Federal lawmakers are putting pressure on the Department of Health and Human Services (HHS) to make big changes to forthcoming rules on data sharing and information blocking.
A bipartisan group of senators sent a letter to HHS Secretary Alex Azar Nov. 15 urging the agency to provide more clarity about which data must be shared to comply with the information blocking rule.
Sen. Mark R. Warner, D-Virginia, wants to see HHS put in stronger controls and standards to safeguard patient data as the rule pushes insurers to make records accessible through application programming interfaces (APIs), according to a letter (PDF) he sent to Azar, also on Nov. 15.
Warner, co-founder of the Senate Cybersecurity Caucus, is a frequent critic of poor cybersecurity practices in healthcare.
“In just the last three years, technology providers and policymakers have been unable to anticipate—or preemptively address—the misuse of consumer technology which has had profound impacts across our society and economy," he wrote in the letter.
Third-party data stewardship is a critical component of information security, Warner wrote. "A failure to ensure robust requirements and controls are in place is often the cause of the most devastating breaches of sensitive personal information," he said.
The Centers for Medicare & Medicaid Services (CMS) proposed interoperability rule (PDF) is under review at the Office of Management and Budget (OMB), the last step before publication. That rule would require insurers participating in CMS-run programs like Medicare, Medicaid and the federal Affordable Care Act exchanges to allow patients to access their personal health information electronically through open APIs. The use of APIs would allow third-party software applications to connect to, process and make the data available to patients.
In his letter to Azar about the CMS rule, Warner wrote that any approach to give patients access to health information "must balance innovation and ease of access with privacy, security, and a commitment to robust competition."

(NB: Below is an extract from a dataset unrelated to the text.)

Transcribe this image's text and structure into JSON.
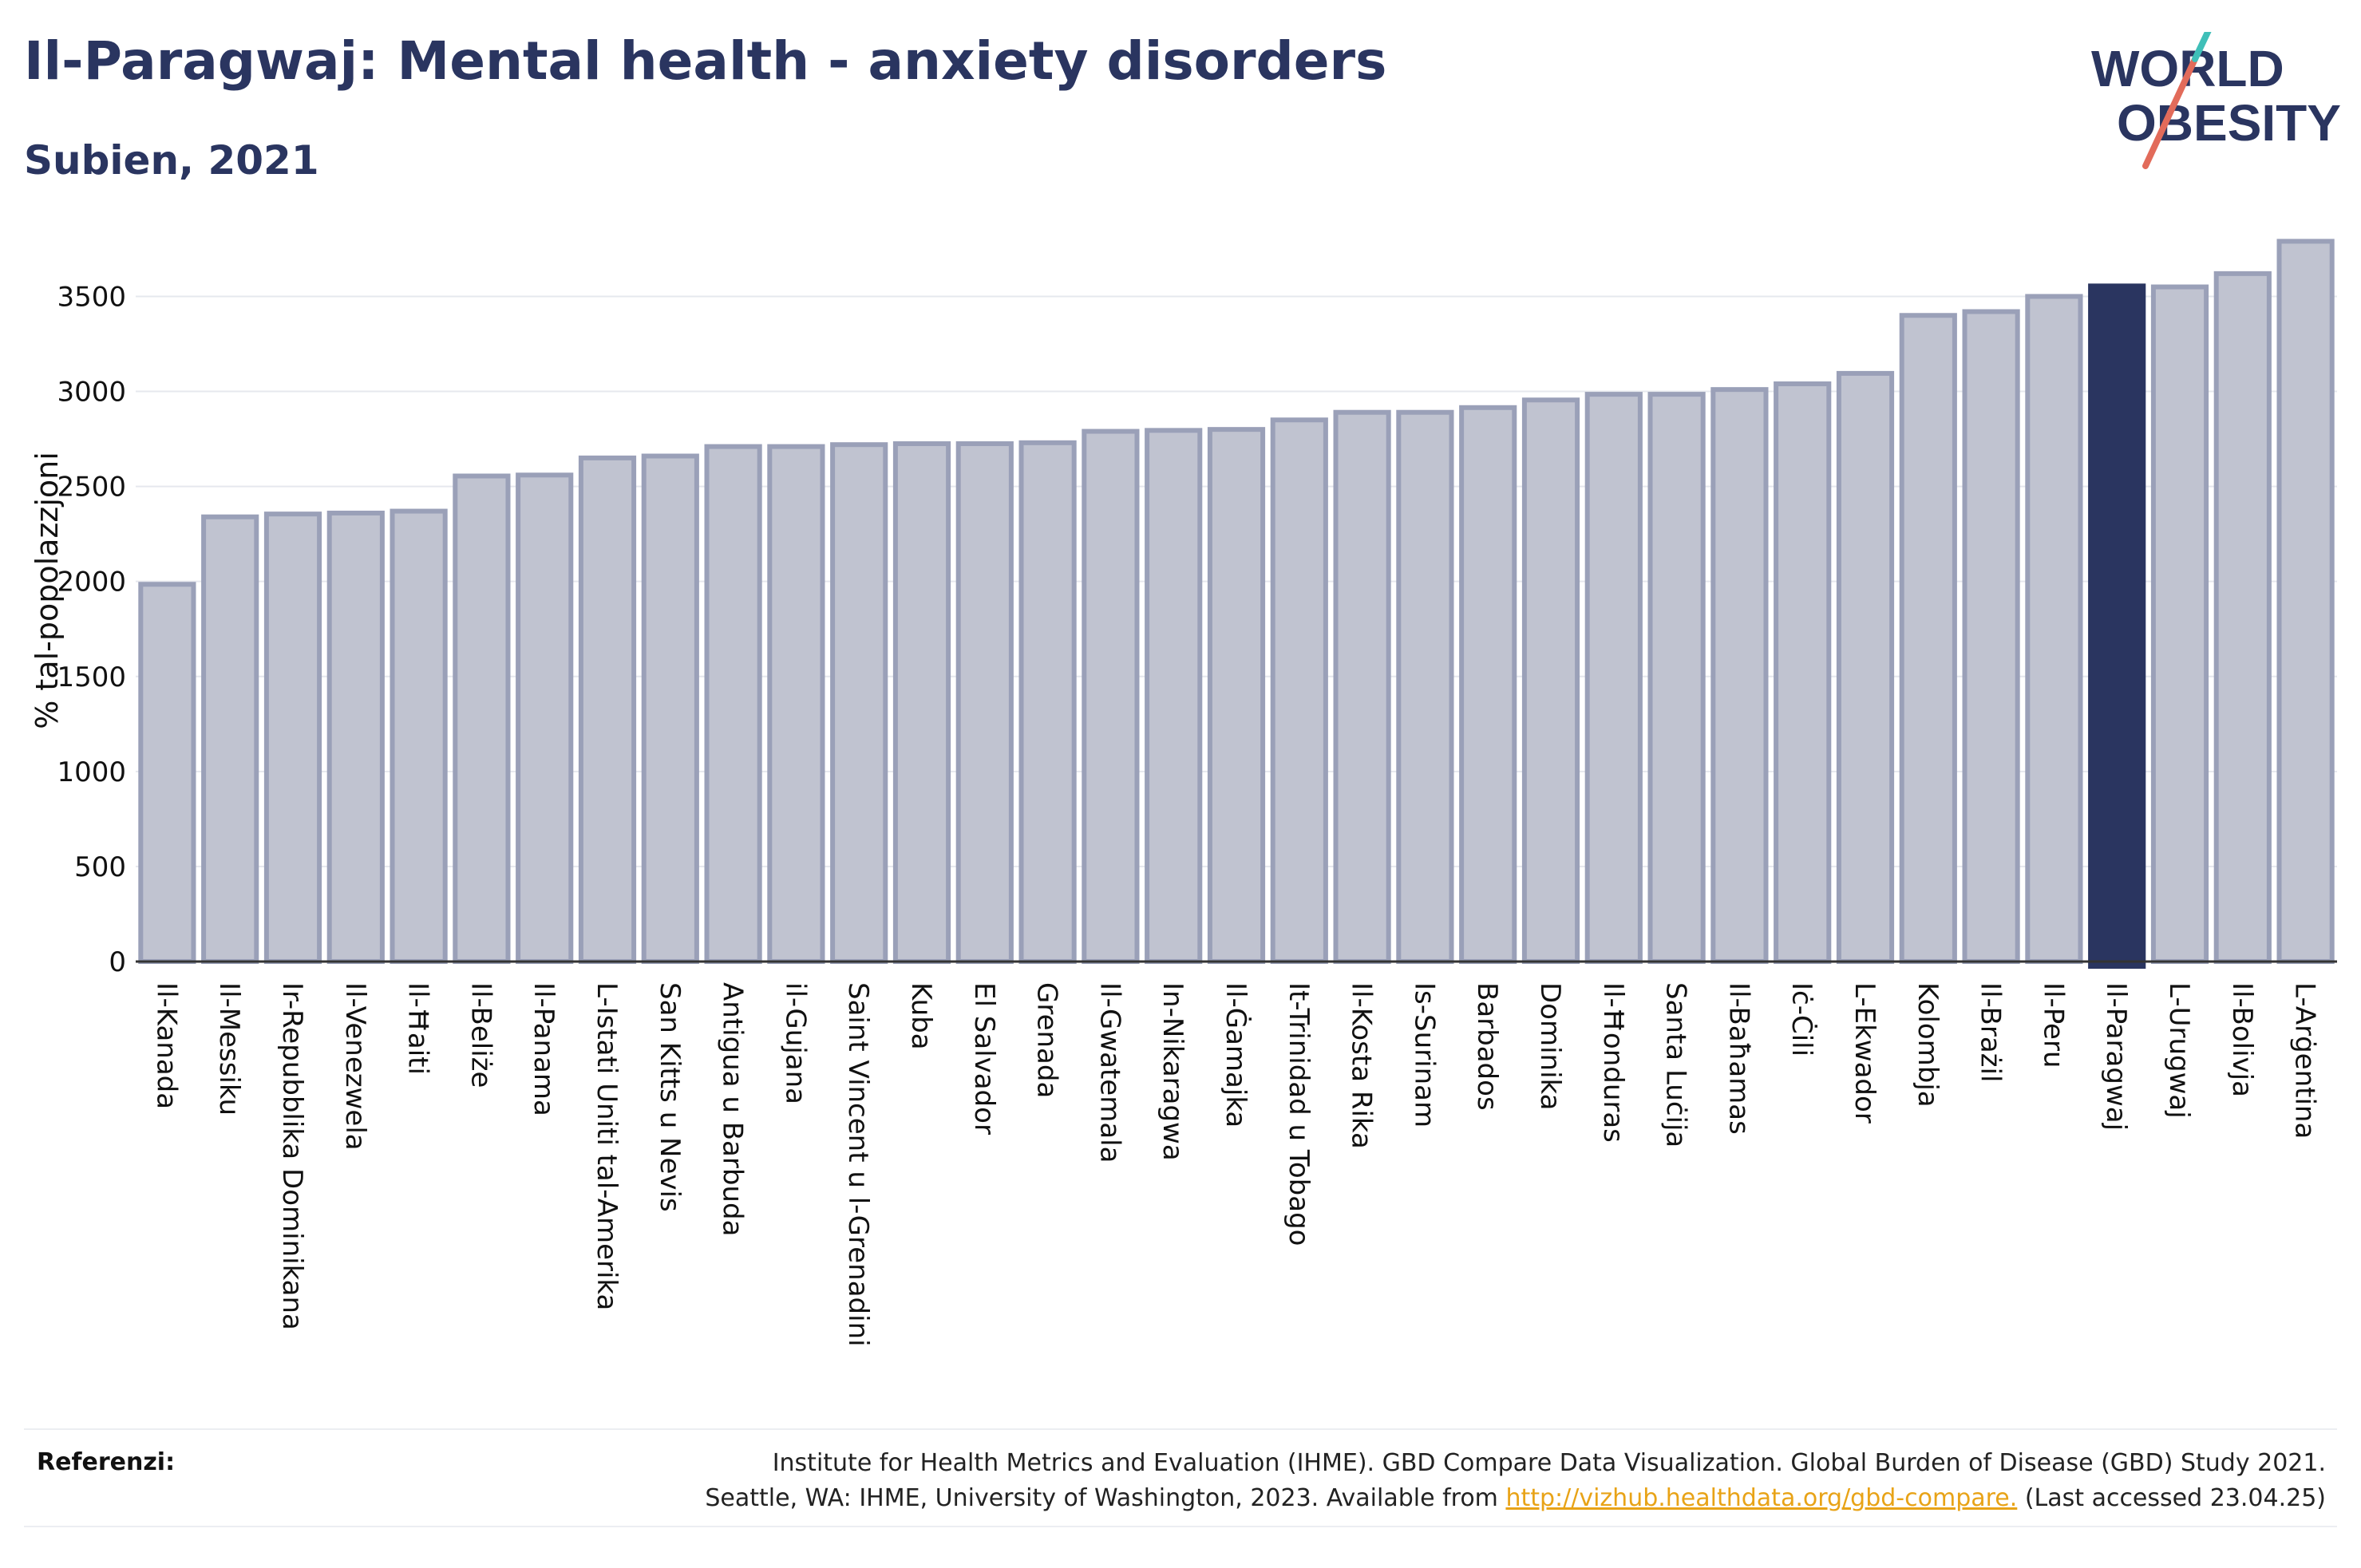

Warner urged that, at a minimum, CMS' final rule should include standards that guarantee patients have ready access to their personal health data and an ability to regularly monitor the information for accuracy. Patients need to be informed of all commercial uses of their data, including any third parties their data have been shared with, Warner urged.
The rules should also give patients the ability to withhold consent for their data to be shared with third parties or used in new ways without their consent, he said.
Along with putting adequate privacy and security safeguards in the CMS rule, Warner urged HHS to work with the Federal Trade Commission and state attorneys general to develop a way to prosecute companies' privacy and security lapses.
Organizations should be required to document open API specifications and required security controls, Warner wrote. The senator also wants the CMS rule to require informed proactive consent when patient data are shared with a third party and stronger protections to ensure data aren't used in ways beyond what patients agreed to.
Concerns with ONC's data blocking rule
The Office of the National Coordinator for Health IT's (ONC's) interoperability and information blocking rule also is under review at OMB. ONC released its proposed information blocking rule (PDF) in February that outlines seven exceptions to the prohibition against information blocking and provides standardized criteria for API development.
In a letter to Azar, eight senators said they continue to hear concerns about the lack of clarity and standards around ONC's use of the term "electronic health information" (EHI) in the data blocking rule. The largely undefined data set is much more expansive than the ONC-backed standard, called the U.S. Core Data for Interoperability (USCDI), which most systems are working to implement, according to the letter, which was signed by Sens. Tammy Baldwin, D-Wisconsin; Ron Johnson, R-Wisconsin; Tina Smith, D-Minnesota; Christopher Coons, D-Delaware; Jacky Rosen, D-Nevada; James Lankford, R-Oklahoma; Richard Durbin, D-Illinois; and Martha McSally, R-Arizona.
The Health Information Technology Advisory Committee has heard similar criticism that the broad definition of EHI creates confusion and that there is a need to clarify the rule so providers understand which data they must share.
The ambiguity around the definition of EHI will increase the burden on stakeholders to avoid accusations of information blocking and create risks to patient privacy and security, the senators wrote in the letter.
The senators urged ONC to examine the definition of EHI to align it with USCDI to "better establish clear parameters for what electronic health information must be made available for access, exchange, and use" to create "manageable standards for interoperability."